Абдель Аль придерживается другого мнения. Он – единственный, кто склоняет соседей прекратить платить аренду. Именно он в конечном счете наводит страх и ужас на бездушного домовладельца Си Халиля. К концу книги они однажды встретятся в парке. Си Халиль делает вид, что им следует понять друг друга, прийти к какому-либо соглашению. «Нам с тобой не дано понять друг друга, – отвечает Абдель Аль. – Нет между нами ничего общего». Однако Си Халиль упорствует. Он приходит в ужас оттого, что может случиться, коль скоро свихнувшиеся обитатели всех его трещащих по швам домов начнут думать так же, как Абдель Аль.
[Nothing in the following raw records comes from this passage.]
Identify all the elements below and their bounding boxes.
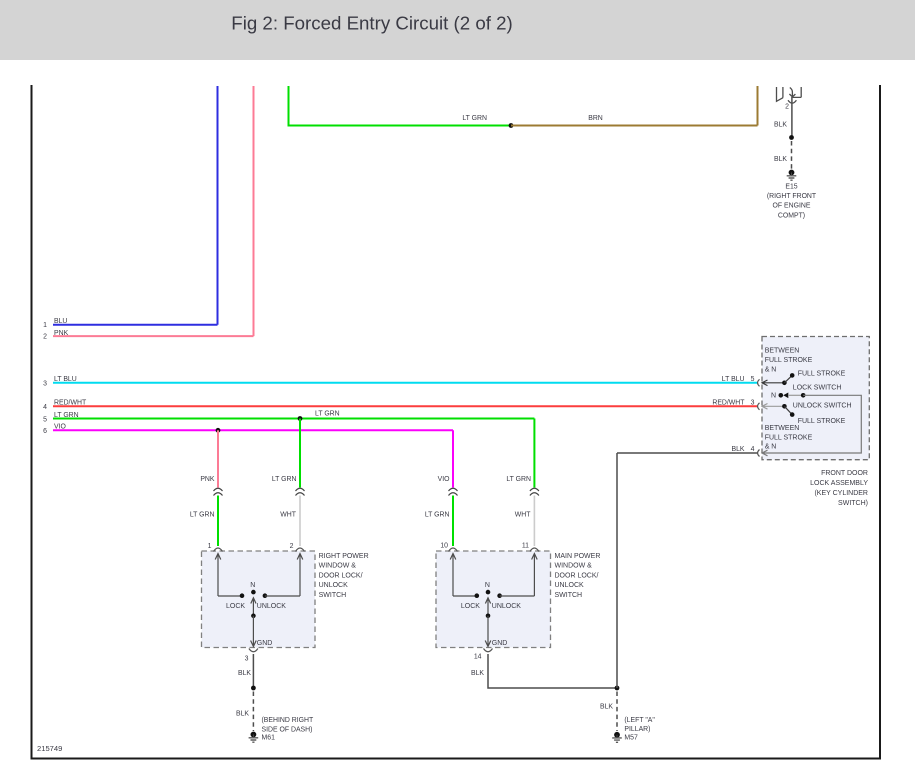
svg-text:3: 3	[751, 399, 755, 406]
junction dot BLK	[789, 135, 794, 140]
svg-text:Fig 2: Forced Entry Circuit (2: Fig 2: Forced Entry Circuit (2 of 2)	[231, 12, 512, 33]
svg-text:BLK: BLK	[471, 670, 484, 677]
unlock switch arm pin 3	[762, 403, 852, 425]
svg-text:M57: M57	[624, 735, 638, 742]
svg-text:SWITCH: SWITCH	[555, 592, 583, 599]
svg-text:PNK: PNK	[200, 476, 215, 483]
wire RED/WHT circuit 4	[43, 399, 757, 411]
svg-text:LOCK SWITCH: LOCK SWITCH	[793, 385, 842, 392]
main switch internal unlock path	[492, 554, 537, 611]
svg-text:WINDOW &: WINDOW &	[555, 563, 593, 570]
wire BLK dashed to ground M61	[236, 692, 253, 732]
pin 1 cup	[208, 543, 223, 552]
wire VIO circuit 6	[43, 424, 453, 488]
svg-text:1: 1	[43, 322, 47, 329]
svg-text:WHT: WHT	[280, 511, 296, 518]
right switch movable arm N	[250, 582, 256, 618]
wire LT BLU circuit 3	[43, 376, 757, 388]
wire BLK dashed to ground E15	[774, 141, 792, 169]
svg-text:(BEHIND RIGHT: (BEHIND RIGHT	[262, 717, 314, 724]
svg-text:& N: & N	[765, 443, 777, 450]
main switch internal lock path	[450, 554, 480, 611]
ground M57	[612, 717, 655, 742]
pin 2 cup	[290, 543, 305, 552]
svg-text:WINDOW &: WINDOW &	[319, 563, 357, 570]
svg-text:14: 14	[474, 654, 482, 661]
svg-text:RED/WHT: RED/WHT	[712, 399, 745, 406]
svg-text:(LEFT "A": (LEFT "A"	[624, 717, 655, 724]
svg-text:OF ENGINE: OF ENGINE	[773, 203, 811, 210]
wire BLK right switch to ground	[238, 654, 253, 688]
svg-text:N: N	[485, 582, 490, 589]
svg-text:WHT: WHT	[515, 511, 531, 518]
svg-text:UNLOCK SWITCH: UNLOCK SWITCH	[793, 403, 852, 410]
right switch internal lock path	[215, 554, 245, 611]
svg-text:(KEY CYLINDER: (KEY CYLINDER	[814, 490, 868, 497]
svg-text:BLK: BLK	[731, 446, 744, 453]
wire PNK circuit 2	[43, 86, 253, 340]
junction dot VIO/PNK	[216, 428, 221, 433]
svg-text:2: 2	[785, 104, 789, 111]
svg-text:BLK: BLK	[600, 704, 613, 711]
junction dot LT GRN/BRN	[509, 123, 514, 128]
svg-text:LT BLU: LT BLU	[722, 376, 745, 383]
ground M61	[249, 717, 314, 742]
svg-text:VIO: VIO	[438, 476, 451, 483]
header band	[0, 0, 915, 60]
svg-text:FRONT DOOR: FRONT DOOR	[821, 470, 868, 477]
svg-text:LT GRN: LT GRN	[272, 476, 297, 483]
main switch movable arm N	[485, 582, 491, 618]
svg-text:11: 11	[522, 543, 529, 550]
svg-text:SIDE OF DASH): SIDE OF DASH)	[262, 727, 313, 734]
wire LT GRN to pin 1	[190, 496, 218, 547]
svg-text:M61: M61	[262, 735, 276, 742]
svg-text:VIO: VIO	[54, 424, 67, 431]
svg-text:UNLOCK: UNLOCK	[319, 582, 349, 589]
svg-text:BLU: BLU	[54, 318, 67, 325]
splice marker pin10	[449, 488, 458, 495]
svg-text:PNK: PNK	[54, 330, 69, 337]
svg-text:4: 4	[43, 404, 47, 411]
pin 3 terminal	[758, 403, 760, 410]
N node lock assembly	[771, 393, 806, 400]
svg-text:FULL STROKE: FULL STROKE	[765, 357, 813, 364]
svg-text:FULL STROKE: FULL STROKE	[765, 435, 813, 442]
svg-text:N: N	[771, 393, 776, 400]
ground E15	[767, 170, 817, 220]
main switch GND exit pin 14	[474, 616, 508, 661]
junction dot M57 branch	[615, 686, 620, 691]
svg-text:SWITCH: SWITCH	[319, 592, 347, 599]
svg-text:RED/WHT: RED/WHT	[54, 400, 87, 407]
pin 10 cup	[440, 543, 457, 552]
svg-text:3: 3	[43, 381, 47, 388]
wire BLK from connector pin 2	[774, 97, 792, 138]
pin 4 terminal	[758, 450, 760, 457]
pin 5 terminal	[758, 379, 760, 386]
svg-text:6: 6	[43, 428, 47, 435]
splice marker pin11	[530, 488, 539, 495]
svg-text:LT GRN: LT GRN	[506, 476, 531, 483]
svg-text:LT GRN: LT GRN	[190, 511, 215, 518]
svg-text:LT GRN: LT GRN	[425, 511, 450, 518]
svg-text:PILLAR): PILLAR)	[624, 726, 650, 733]
wire BLU circuit 1	[43, 86, 217, 329]
svg-text:LOCK: LOCK	[461, 603, 480, 610]
svg-text:LT GRN: LT GRN	[54, 412, 79, 419]
pin 11 cup	[522, 543, 539, 552]
wire WHT to pin 2	[280, 496, 300, 547]
right power window switch box	[202, 551, 369, 648]
svg-text:BLK: BLK	[774, 156, 787, 163]
junction dot LT GRN row5	[298, 416, 303, 421]
front door lock assembly box	[762, 337, 869, 507]
svg-text:2: 2	[43, 333, 47, 340]
junction dot M61 branch	[251, 686, 256, 691]
svg-text:GND: GND	[257, 640, 273, 647]
svg-text:2: 2	[290, 543, 294, 550]
wire LT GRN drop to pin 2	[272, 419, 300, 488]
svg-text:& N: & N	[765, 367, 777, 374]
svg-text:MAIN POWER: MAIN POWER	[555, 553, 601, 560]
wire VIO drop to pin 10	[438, 476, 451, 483]
lock switch arm pin 5	[762, 370, 846, 391]
svg-text:UNLOCK: UNLOCK	[555, 582, 585, 589]
wire BLK dashed to ground M57	[600, 692, 617, 732]
svg-text:LOCK: LOCK	[226, 603, 245, 610]
svg-text:FULL STROKE: FULL STROKE	[798, 418, 846, 425]
svg-text:10: 10	[440, 543, 448, 550]
wire LT GRN circuit 5	[43, 410, 534, 487]
svg-text:N: N	[250, 582, 255, 589]
svg-text:BLK: BLK	[238, 670, 251, 677]
svg-text:4: 4	[751, 446, 755, 453]
wire PNK drop to pin 1	[200, 430, 218, 487]
right switch GND exit pin 3	[245, 616, 273, 663]
svg-text:3: 3	[245, 655, 249, 662]
inner solid path to pin 4	[762, 395, 861, 456]
svg-text:LOCK ASSEMBLY: LOCK ASSEMBLY	[810, 480, 868, 487]
svg-text:BETWEEN: BETWEEN	[765, 347, 800, 354]
wire WHT to pin 11	[515, 496, 535, 547]
svg-text:LT BLU: LT BLU	[54, 376, 77, 383]
splice marker pin2	[296, 488, 305, 495]
connector at top right, pin 2	[777, 87, 802, 111]
svg-text:COMPT): COMPT)	[778, 212, 805, 219]
svg-text:1: 1	[208, 543, 212, 550]
svg-text:BLK: BLK	[774, 122, 787, 129]
svg-text:BRN: BRN	[588, 115, 603, 122]
main power window switch box	[436, 551, 600, 648]
svg-text:GND: GND	[492, 640, 508, 647]
svg-text:UNLOCK: UNLOCK	[492, 603, 522, 610]
svg-text:LT GRN: LT GRN	[462, 115, 487, 122]
svg-text:E15: E15	[785, 184, 797, 191]
wire LT GRN top	[289, 86, 512, 126]
svg-text:215749: 215749	[37, 744, 62, 753]
svg-text:BETWEEN: BETWEEN	[765, 425, 800, 432]
svg-text:FULL STROKE: FULL STROKE	[798, 370, 846, 377]
wire BRN	[511, 86, 758, 126]
wire LT GRN to pin 10	[425, 496, 453, 547]
svg-text:5: 5	[751, 376, 755, 383]
svg-text:UNLOCK: UNLOCK	[257, 603, 287, 610]
wire BLK main switch to junction	[471, 654, 617, 688]
right switch internal unlock path	[257, 554, 303, 611]
splice marker pin1	[214, 488, 223, 495]
svg-text:LT GRN: LT GRN	[315, 410, 340, 417]
svg-text:SWITCH): SWITCH)	[838, 500, 868, 507]
wire BLK lock assembly pin 4 to junction	[617, 446, 758, 688]
svg-text:DOOR LOCK/: DOOR LOCK/	[319, 572, 363, 579]
svg-text:5: 5	[43, 416, 47, 423]
svg-text:(RIGHT FRONT: (RIGHT FRONT	[767, 193, 817, 200]
svg-text:BLK: BLK	[236, 711, 249, 718]
svg-text:DOOR LOCK/: DOOR LOCK/	[555, 572, 599, 579]
svg-text:RIGHT POWER: RIGHT POWER	[319, 553, 369, 560]
wire LT GRN drop to pin 11	[506, 476, 531, 483]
– Ты боишься отнюдь не меня, а всей той толпы людей, что стоят за мной, разве ты их не видишь? – спрашивает Абдель Аль.
Си Халиль пытается поделиться с ним своей скорбью:
– На жизненном пути нас ждет великое множество испытаний.
– На жизненном пути, – парирует Абдель Аль, – порой подстерегает и мщение.
Си Халиль преисполнен скептицизма и презрения.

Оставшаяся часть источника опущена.